犬っぽいな。犬を飼ったことはないけれど、この感じ。小学5年生だが、見た目が幼くて3年生くらいなイメージ。犬に例えられると友だちも気を悪くするかもしれないから黙っていた。でも、無邪気で、全力で、ブルンブルンと尻尾を振るような感じが、たまらなくかわいい。言うことも、大人びた雰囲気を出したいらしくて、「ああ、〇〇さんのことね」と、話に割って入ろうとする。「ねえお母さん、明日、運動会だから、あとでちょっとソーラン節の練習していい?」と突然言い出す。

「明日、ソーラン節やるの?」と水を向けたら、「ああ、そうなんですよ。あとでちょっと、ざっと流して練習しておこうかと。」と、これまた大人っぽさを演出。「へえ!明日、本番なんだね。」とわたしが言えば、「いえ、特に緊張はしていません。」とくる。「もういいって、わかったって。うるさいって。」と友だちは話を遮ろうとするが、「まあ、なんというか、一番前なんで、目立つから、ちょっと練習くらいは。」と続ける。そう、彼は小柄なのだ。口から放たれることばと、その体格とくりっとした目の愛らしさが、ますますアンバランスに思えて、妙に微笑ましい。

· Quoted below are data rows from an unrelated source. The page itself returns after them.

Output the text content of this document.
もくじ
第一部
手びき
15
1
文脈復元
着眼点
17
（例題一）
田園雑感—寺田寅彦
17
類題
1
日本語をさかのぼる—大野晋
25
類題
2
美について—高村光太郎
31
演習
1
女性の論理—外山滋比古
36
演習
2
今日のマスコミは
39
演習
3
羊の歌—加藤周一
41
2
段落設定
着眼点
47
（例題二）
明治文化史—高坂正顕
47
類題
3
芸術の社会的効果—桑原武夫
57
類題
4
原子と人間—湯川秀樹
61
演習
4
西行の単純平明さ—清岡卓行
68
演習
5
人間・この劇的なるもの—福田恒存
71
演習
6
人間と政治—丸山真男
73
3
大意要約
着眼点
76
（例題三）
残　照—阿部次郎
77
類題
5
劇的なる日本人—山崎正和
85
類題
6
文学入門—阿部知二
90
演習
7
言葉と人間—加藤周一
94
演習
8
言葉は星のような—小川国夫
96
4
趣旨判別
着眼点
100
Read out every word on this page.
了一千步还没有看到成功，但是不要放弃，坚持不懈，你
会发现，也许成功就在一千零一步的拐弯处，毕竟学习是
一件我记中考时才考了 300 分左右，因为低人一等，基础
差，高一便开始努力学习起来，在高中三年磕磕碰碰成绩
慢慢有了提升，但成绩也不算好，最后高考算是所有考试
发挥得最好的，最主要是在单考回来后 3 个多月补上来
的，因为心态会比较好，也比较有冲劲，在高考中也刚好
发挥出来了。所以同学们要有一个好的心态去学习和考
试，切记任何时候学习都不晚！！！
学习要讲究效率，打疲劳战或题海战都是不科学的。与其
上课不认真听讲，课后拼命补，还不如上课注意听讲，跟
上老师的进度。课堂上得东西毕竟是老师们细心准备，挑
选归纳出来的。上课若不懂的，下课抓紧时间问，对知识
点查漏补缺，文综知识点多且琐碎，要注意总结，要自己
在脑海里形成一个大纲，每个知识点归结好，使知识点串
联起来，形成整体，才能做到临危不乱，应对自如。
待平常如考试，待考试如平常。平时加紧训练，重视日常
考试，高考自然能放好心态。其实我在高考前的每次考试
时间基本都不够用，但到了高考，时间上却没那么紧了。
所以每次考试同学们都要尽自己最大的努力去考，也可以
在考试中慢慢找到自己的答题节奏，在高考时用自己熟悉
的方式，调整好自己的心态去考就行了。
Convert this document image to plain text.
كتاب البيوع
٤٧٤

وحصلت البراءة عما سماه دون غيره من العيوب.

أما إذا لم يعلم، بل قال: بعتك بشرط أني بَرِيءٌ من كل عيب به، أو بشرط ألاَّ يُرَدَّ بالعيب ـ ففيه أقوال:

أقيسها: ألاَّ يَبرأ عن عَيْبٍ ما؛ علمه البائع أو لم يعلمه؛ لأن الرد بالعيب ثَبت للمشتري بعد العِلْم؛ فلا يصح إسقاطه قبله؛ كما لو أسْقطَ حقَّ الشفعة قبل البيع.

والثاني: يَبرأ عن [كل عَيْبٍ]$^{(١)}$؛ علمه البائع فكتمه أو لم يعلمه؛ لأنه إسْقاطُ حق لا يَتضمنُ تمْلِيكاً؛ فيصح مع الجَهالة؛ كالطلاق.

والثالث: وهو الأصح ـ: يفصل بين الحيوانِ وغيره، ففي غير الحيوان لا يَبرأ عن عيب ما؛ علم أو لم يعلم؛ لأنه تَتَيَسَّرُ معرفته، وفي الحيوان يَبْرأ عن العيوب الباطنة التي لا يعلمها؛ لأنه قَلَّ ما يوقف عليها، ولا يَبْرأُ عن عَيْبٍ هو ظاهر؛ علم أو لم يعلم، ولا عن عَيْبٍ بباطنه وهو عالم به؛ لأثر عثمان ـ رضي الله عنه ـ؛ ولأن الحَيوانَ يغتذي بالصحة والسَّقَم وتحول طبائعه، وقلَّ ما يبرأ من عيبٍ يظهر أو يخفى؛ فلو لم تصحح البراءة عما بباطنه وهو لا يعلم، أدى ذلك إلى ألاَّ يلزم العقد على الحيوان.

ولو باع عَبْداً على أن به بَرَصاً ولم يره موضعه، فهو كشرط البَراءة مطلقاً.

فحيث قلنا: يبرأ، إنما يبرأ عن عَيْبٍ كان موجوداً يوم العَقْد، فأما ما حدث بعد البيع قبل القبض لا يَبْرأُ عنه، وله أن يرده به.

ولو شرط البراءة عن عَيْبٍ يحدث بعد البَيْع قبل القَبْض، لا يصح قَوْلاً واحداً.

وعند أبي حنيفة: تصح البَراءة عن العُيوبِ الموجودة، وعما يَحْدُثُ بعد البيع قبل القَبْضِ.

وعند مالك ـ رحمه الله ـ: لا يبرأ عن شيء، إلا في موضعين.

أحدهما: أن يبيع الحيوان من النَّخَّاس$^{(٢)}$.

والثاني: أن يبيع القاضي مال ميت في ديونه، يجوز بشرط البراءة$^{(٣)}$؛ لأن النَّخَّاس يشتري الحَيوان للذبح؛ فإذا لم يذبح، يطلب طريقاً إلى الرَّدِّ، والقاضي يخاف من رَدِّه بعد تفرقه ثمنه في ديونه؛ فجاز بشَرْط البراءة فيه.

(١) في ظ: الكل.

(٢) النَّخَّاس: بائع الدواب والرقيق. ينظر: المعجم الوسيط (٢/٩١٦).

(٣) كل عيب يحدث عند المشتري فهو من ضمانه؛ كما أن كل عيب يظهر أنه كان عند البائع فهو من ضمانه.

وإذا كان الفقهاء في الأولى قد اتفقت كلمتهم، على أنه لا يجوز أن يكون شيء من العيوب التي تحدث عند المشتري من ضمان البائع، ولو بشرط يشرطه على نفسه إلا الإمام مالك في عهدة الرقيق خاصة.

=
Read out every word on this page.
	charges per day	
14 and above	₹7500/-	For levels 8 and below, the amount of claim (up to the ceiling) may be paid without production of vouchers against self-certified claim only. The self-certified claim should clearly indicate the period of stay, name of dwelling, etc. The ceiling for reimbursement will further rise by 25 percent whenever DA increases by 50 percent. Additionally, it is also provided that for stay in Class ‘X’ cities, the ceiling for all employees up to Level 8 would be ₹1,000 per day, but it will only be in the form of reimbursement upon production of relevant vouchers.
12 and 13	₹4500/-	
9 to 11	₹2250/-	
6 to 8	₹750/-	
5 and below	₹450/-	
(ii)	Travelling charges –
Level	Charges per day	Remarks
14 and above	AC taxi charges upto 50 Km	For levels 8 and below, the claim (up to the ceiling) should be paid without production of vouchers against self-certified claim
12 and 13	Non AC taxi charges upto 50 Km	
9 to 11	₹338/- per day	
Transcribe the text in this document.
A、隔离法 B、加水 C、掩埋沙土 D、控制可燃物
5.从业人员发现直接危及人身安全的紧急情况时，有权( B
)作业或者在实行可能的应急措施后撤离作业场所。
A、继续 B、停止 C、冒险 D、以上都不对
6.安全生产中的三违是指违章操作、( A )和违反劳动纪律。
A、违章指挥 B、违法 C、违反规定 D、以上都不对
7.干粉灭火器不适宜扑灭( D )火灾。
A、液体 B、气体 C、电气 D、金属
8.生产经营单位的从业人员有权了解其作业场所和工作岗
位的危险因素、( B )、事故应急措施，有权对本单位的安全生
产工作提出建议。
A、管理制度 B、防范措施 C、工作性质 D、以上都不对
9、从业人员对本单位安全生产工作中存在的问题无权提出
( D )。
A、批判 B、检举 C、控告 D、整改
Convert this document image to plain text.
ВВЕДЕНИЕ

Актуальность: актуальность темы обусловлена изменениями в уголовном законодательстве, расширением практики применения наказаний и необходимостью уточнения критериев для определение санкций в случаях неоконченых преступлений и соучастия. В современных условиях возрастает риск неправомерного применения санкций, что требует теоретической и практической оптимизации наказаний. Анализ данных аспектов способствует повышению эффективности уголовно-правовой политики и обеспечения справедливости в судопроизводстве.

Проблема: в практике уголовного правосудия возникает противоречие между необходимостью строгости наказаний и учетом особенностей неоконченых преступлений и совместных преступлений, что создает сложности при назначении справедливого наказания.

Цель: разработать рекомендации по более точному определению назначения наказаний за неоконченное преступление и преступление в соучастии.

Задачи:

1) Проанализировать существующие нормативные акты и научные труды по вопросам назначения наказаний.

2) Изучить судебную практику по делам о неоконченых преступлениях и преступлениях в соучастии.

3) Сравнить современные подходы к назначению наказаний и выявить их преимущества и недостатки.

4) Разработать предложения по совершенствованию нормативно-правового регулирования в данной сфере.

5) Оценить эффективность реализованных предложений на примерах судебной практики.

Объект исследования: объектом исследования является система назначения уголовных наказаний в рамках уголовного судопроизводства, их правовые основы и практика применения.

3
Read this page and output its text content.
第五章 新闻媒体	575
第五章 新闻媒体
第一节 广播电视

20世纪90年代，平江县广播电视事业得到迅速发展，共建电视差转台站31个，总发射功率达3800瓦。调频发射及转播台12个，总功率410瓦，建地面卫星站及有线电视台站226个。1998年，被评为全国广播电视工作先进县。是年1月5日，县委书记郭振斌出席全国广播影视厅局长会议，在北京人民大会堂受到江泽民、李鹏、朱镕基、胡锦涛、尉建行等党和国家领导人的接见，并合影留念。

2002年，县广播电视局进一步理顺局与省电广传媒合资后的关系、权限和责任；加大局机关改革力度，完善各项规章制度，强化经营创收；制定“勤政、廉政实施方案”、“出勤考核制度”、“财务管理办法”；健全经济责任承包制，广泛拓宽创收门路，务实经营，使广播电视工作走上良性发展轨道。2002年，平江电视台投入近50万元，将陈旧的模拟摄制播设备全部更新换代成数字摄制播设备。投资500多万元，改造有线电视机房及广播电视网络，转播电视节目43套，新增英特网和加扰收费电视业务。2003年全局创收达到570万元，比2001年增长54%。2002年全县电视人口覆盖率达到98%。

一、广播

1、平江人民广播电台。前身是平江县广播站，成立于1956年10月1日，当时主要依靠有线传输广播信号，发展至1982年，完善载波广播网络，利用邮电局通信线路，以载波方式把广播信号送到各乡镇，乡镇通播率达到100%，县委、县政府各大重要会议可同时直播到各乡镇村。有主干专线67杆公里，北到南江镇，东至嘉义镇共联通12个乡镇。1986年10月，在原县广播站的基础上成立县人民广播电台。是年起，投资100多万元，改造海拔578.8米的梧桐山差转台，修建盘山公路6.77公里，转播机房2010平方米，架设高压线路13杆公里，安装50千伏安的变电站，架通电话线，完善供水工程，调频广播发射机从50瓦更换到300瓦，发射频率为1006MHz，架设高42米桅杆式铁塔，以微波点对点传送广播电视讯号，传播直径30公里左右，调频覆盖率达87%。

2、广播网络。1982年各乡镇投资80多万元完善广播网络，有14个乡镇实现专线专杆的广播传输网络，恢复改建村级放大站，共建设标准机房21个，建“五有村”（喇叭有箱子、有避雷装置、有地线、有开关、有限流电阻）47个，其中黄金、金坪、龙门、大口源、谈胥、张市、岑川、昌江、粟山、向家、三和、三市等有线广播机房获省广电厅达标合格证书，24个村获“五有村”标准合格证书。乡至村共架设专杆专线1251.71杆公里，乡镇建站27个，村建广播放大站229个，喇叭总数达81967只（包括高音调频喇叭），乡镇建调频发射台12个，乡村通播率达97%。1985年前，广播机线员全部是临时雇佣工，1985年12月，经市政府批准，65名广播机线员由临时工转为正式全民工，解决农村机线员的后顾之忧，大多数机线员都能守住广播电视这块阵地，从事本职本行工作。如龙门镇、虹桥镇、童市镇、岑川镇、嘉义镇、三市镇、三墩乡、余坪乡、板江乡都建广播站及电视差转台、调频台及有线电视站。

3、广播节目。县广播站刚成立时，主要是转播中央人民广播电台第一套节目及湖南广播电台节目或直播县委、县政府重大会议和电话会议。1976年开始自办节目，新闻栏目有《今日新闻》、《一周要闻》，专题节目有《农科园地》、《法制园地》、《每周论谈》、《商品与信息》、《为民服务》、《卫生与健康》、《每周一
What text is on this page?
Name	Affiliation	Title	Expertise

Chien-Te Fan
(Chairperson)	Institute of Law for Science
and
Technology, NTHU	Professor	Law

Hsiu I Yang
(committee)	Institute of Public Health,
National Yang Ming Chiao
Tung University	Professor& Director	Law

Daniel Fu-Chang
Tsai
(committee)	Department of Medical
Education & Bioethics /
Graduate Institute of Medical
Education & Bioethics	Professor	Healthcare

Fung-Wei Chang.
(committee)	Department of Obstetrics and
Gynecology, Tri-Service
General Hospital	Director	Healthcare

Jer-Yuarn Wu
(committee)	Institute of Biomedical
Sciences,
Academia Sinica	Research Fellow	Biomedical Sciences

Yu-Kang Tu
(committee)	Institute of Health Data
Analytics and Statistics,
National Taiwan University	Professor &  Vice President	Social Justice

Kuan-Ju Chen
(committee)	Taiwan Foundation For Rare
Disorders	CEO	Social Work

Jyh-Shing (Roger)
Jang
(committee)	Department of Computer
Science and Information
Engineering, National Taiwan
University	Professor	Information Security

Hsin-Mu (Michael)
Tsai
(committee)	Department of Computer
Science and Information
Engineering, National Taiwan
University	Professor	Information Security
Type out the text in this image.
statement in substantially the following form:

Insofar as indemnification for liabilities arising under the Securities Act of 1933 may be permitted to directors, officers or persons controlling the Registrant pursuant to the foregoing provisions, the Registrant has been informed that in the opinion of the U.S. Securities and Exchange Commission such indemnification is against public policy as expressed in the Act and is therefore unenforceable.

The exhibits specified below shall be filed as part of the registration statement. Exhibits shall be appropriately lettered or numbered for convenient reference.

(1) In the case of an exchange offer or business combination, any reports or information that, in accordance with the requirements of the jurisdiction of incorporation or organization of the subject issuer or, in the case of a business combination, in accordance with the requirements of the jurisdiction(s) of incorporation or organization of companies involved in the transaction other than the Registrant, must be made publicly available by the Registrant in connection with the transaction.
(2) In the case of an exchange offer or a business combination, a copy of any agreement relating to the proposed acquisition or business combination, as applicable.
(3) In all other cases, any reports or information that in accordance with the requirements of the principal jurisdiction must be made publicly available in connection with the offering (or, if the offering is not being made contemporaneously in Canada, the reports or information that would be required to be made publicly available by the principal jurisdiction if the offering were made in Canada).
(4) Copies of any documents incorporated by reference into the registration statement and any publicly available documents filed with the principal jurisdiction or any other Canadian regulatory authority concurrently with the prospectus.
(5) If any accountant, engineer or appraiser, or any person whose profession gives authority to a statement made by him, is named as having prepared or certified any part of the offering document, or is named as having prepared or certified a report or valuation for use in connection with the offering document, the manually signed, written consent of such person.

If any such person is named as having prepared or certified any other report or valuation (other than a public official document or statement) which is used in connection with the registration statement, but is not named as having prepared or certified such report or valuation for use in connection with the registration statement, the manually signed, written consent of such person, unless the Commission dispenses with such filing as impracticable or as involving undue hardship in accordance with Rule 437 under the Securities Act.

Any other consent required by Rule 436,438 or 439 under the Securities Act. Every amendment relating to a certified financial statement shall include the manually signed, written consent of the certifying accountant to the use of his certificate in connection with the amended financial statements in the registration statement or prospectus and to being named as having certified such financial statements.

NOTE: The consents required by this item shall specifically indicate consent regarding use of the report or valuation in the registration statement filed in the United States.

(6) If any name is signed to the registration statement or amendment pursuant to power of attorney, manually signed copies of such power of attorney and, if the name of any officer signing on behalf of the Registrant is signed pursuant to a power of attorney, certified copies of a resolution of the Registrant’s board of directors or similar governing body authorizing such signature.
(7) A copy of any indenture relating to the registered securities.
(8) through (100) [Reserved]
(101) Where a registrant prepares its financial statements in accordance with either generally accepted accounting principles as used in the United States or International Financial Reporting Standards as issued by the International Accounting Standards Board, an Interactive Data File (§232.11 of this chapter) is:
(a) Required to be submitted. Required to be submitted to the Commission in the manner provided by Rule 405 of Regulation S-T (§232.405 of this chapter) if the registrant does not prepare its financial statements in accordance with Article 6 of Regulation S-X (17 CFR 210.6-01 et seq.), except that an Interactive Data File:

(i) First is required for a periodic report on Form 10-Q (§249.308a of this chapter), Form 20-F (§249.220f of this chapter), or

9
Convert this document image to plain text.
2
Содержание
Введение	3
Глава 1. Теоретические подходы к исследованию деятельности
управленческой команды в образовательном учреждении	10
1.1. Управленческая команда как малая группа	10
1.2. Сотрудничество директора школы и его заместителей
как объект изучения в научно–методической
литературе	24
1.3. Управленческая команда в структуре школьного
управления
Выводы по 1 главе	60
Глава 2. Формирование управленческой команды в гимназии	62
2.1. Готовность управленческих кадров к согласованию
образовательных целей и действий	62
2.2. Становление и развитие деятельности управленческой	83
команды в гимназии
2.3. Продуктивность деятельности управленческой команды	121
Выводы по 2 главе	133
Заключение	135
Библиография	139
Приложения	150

会合が終わって、彼らの家の前まで一緒に歩いた。「じゃあ、明日、がんばってね!」とエールを送ったら、「はい!よかったら見にきてください!」と、やる気がみなぎっていた。きっと、家族のアイドルなのだろう。なんの疑いもなく、ぼくに愛情を注いでくれるんですよね、という自信。

いいなあ。いいよね。世界中の愛が、自分に向けられていると、望めば誰でもそうしてくれるという自信。世界中のすべての子どもが、そういう時期を過ごせたらいいなと思う。

一本の動画を思い出した。
平和が続きますように。平和が訪れますように。平和を作れますように。